At this age, being bullied can be a huge problem and really cause them to doubt themselves or feel like they can't handle themselves when being picked on. Some may resort to cutting or extreme reactions, like suicide. I might suggest they find a song that they feel expresses how they feel in those difficult moments and then we work through that song and then move on to look for examples of songs where the under-dog prevails and triumphs. Not only do I meet the youth where they are initially, but I try to guide them and provide them with tools to help them move into a better, more positive place.
6. Adults in Music SOS – Music SOS™ stands for Music for the Stressed-Out Soul. With this small class, I incorporate guided imagery along with beginning yoga and breathing techniques for stressed out adults. Visualization is used and there is a theme or topic for each class. It's an opportunity for adults to take time out from their real life and give themselves a much needed break. Then they feel more equipped to go back to their life and many times life is a little easier to handle.

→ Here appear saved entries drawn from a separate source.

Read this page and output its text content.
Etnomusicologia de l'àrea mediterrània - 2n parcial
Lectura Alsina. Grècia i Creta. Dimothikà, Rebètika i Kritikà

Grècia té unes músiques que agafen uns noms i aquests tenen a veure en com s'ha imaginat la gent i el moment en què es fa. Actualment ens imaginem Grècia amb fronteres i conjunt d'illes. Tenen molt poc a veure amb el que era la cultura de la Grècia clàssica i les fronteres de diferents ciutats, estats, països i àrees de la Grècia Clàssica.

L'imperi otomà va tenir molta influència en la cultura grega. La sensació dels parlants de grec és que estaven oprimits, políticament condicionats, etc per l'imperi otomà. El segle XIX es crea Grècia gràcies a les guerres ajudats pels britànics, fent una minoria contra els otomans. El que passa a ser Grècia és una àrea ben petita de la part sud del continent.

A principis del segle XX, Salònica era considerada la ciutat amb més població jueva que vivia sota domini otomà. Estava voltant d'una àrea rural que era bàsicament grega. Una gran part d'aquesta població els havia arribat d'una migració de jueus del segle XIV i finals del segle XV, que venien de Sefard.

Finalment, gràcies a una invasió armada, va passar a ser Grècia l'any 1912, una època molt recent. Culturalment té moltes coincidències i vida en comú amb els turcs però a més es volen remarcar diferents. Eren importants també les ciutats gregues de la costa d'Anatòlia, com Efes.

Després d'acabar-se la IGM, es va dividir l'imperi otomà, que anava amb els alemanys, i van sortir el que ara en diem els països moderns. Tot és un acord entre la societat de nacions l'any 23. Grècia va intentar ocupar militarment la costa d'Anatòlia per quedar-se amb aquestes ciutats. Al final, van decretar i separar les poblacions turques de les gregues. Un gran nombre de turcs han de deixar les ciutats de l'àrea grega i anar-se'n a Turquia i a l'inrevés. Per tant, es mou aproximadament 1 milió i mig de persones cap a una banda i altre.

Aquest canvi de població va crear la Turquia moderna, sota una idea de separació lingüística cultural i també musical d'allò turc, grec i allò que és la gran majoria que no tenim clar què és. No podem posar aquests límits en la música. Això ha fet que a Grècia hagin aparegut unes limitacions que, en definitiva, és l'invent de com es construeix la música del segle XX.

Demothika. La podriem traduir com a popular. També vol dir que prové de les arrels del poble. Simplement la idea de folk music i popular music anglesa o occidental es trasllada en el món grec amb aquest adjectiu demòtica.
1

7. Adults taking private lessons – Most adults who start taking lessons as adults are doing so for themselves because they didn’t or weren’t afforded the opportunity when they were younger. There is usually much more going on than just improving their musical skills. These lessons are often about breaking through fears or old bad habits (negative self-talk, tension building up in the body) that have built up over the years. I employ lots of music therapy techniques, especially relaxation & visualization along with physical movement with the music.
My original music therapy education/experiences
After graduating from college with my degree in Music Therapy, I initially was employed in a residential facility (Little City in Palatine, Illinois) as a music therapist back in the early 1980s and I was involved with individuals with disabilities working in a group setting. Goals, which were not musical, would usually be directed around increasing attention span or appropriate behavior in a small group setting.